The Redeemer, by Jo Nesbo
Harry Hole, the connoisseur’s choice of angst-ridden, alcoholic, obsessional Scandinavian detective, is back. The Redeemer, the fourth Harry Hole book to be translated into English is also the first in which Harry is sober and free of his nemesis, the corrupt chief detective Tom Waaler, last seen in the previous episode, er, Nemesis.
This time round Harry is on the trail of a Croatian hitman The Little Redeemer who is in Oslo to kill a high-ranking officer in the influential Salvation Army. What follows is a race against time, Day of the Jackal type storyline as Harry tries to stop the incresingly desparate hitman before he can fulfill his contract. In addition, Harry must discover who took it out in the first place and why? Once more it is Harry’s obsessional insistence on digging deeper than his procedurally bound superiors would wish that uncovers the (inevitably shocking) truth.
The story is, as ever with Nesbo, exciting. Perhaps for some a little too exciting, as one near miss and snowbound chase follows hot on the heels of another. No matter, the action is tense and the characters are individually drawn with care. This feels like a real world, of real people commiting real crimes, being investigated by people with real lives and idiosyncracies of their own. This is still recognisably the world of Scandinavian police thrillers as laid out by Sjowall and Wahloo, a world depicted with care and attention to detail but this time with more emphasis on the individual over the team. And on nightime snowbound chases.
Harry Hole is in the grand tradition of detectives who can’t, or rather won’t, play the system. His motivations are the stuff of standard tarnished heroes, ie a doomed, romantic determination to understand evil and then to make a small but honest difference. Even alcoholism is, in his case, more a romantic desire for anaesthetisation rather than a huge and hugely debilitating, personal problem. Through all this baggage, Harry’s professionalism, integrity and desire to see right prevail inevitably comes through, even if, or rather especially when, the system seems to be as much against him as the bad guys. Of course it’s standard wish-fulfilment for a hero, however compromised, to cut through the bureaucracy of our bought and sold world. But it’s a powerful wish that has as much resonance now as it ever did in the past.

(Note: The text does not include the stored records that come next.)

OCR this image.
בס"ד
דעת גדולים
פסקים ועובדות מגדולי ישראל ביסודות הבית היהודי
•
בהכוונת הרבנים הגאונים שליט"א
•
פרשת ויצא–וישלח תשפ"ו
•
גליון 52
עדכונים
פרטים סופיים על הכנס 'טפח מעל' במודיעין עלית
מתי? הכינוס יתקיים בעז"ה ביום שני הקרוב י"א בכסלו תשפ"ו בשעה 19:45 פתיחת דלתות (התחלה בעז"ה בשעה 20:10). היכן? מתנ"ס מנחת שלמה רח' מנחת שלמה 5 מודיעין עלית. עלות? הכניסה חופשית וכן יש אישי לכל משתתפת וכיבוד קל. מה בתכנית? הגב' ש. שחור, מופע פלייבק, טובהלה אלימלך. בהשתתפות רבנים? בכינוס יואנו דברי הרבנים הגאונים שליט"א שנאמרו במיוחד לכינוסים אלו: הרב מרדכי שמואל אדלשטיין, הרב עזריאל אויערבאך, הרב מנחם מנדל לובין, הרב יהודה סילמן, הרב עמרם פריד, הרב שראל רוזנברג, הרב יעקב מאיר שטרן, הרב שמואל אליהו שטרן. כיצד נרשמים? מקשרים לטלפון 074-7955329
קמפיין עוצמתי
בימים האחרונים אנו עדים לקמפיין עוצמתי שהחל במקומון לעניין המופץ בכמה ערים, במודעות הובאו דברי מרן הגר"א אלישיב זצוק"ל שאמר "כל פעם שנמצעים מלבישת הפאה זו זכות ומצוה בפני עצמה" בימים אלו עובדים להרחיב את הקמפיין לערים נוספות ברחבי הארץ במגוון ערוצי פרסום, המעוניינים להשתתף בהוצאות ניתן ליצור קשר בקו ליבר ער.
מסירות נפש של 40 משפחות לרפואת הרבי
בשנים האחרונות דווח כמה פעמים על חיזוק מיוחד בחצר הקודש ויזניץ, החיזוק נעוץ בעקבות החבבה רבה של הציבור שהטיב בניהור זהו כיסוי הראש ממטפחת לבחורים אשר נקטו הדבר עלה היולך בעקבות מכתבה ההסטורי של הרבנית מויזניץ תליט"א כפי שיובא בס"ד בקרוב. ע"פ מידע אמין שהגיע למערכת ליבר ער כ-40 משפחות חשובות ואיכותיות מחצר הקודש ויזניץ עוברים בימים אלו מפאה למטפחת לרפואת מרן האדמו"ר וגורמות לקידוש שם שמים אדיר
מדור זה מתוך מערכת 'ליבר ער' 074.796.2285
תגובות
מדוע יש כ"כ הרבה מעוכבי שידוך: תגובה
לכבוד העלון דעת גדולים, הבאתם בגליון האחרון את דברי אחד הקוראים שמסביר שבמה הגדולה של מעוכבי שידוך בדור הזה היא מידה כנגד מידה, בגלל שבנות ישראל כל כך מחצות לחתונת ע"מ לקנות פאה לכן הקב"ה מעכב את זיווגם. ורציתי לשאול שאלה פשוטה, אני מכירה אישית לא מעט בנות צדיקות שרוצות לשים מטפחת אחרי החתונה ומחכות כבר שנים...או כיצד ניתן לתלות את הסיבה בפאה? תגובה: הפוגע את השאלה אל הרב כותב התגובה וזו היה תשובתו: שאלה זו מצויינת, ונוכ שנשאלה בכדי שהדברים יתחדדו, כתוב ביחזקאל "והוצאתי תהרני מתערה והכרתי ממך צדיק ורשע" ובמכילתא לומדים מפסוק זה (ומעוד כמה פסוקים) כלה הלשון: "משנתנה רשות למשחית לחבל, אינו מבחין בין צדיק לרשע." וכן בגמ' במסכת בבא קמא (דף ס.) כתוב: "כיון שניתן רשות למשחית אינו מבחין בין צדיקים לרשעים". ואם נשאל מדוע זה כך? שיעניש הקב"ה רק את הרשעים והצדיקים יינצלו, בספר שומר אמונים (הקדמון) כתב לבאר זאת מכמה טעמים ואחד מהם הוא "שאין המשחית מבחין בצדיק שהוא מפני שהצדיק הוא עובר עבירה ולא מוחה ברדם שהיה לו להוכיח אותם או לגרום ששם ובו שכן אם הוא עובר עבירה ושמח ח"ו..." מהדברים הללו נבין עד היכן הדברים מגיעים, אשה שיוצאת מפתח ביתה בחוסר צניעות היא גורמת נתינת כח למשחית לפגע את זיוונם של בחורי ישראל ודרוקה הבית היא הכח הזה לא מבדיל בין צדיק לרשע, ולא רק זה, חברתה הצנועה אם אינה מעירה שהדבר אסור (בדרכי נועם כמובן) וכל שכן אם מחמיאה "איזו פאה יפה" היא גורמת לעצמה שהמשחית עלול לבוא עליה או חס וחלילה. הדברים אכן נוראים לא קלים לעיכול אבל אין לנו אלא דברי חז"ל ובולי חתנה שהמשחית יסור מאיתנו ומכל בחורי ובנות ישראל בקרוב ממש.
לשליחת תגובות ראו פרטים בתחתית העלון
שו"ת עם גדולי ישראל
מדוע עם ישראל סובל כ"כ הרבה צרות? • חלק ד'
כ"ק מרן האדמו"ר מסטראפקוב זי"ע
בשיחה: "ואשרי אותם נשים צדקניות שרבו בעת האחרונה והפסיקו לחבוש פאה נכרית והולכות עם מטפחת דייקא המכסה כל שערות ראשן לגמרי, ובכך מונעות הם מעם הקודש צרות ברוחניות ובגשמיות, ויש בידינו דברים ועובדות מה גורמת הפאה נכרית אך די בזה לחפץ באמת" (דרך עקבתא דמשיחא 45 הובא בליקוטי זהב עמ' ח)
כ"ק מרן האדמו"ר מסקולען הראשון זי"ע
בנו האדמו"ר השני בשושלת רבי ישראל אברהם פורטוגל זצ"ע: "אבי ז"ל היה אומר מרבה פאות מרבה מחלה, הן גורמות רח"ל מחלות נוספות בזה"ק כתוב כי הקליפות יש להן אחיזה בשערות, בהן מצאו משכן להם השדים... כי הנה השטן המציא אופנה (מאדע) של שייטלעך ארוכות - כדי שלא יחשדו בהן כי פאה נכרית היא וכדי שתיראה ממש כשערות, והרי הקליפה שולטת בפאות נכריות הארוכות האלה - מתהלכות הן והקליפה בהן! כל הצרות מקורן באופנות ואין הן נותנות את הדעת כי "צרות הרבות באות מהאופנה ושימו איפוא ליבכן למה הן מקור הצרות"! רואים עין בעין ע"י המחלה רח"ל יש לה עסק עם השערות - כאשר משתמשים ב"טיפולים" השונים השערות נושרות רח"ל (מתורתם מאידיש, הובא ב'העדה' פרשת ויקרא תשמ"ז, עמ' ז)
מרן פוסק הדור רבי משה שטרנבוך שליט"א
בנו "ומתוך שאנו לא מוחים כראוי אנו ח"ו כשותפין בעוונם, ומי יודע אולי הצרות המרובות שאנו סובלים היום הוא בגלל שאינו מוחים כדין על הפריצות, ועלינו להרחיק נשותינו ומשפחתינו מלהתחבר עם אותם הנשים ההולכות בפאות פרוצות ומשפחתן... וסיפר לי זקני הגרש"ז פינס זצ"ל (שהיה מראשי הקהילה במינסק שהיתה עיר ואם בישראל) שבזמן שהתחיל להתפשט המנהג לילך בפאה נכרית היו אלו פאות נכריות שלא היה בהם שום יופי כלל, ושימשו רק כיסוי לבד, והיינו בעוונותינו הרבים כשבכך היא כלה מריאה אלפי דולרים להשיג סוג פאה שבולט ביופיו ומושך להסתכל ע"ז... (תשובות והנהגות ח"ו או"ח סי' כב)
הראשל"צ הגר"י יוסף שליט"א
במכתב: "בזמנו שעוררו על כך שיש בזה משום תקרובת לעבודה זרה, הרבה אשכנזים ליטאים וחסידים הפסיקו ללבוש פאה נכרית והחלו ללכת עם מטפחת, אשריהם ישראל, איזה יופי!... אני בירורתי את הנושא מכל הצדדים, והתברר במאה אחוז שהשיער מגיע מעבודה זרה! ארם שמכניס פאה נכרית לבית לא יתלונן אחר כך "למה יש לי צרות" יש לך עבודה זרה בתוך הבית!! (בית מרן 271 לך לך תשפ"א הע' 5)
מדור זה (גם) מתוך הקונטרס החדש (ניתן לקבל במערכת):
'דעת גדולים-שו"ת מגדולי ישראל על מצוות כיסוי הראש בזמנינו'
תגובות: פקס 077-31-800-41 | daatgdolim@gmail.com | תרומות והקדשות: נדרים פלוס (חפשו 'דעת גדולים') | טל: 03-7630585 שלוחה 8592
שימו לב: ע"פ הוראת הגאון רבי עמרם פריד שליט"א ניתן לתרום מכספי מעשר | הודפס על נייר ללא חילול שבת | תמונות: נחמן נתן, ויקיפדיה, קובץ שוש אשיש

So this is not groundbreaking and The Redeemer is nothing more revolutionary than a good tale, very well told about a group of characters that are really worth caring about. And that is more than enough to confirm the notion that publication of a new Jo Nesbo is cause for celebration. If after the sturm und drang of the last couple of episodes it feels like a short pause for breath, The Redeemer nonetheless deserves to be considered as one of the very best crime novels of the year. Hooray for that.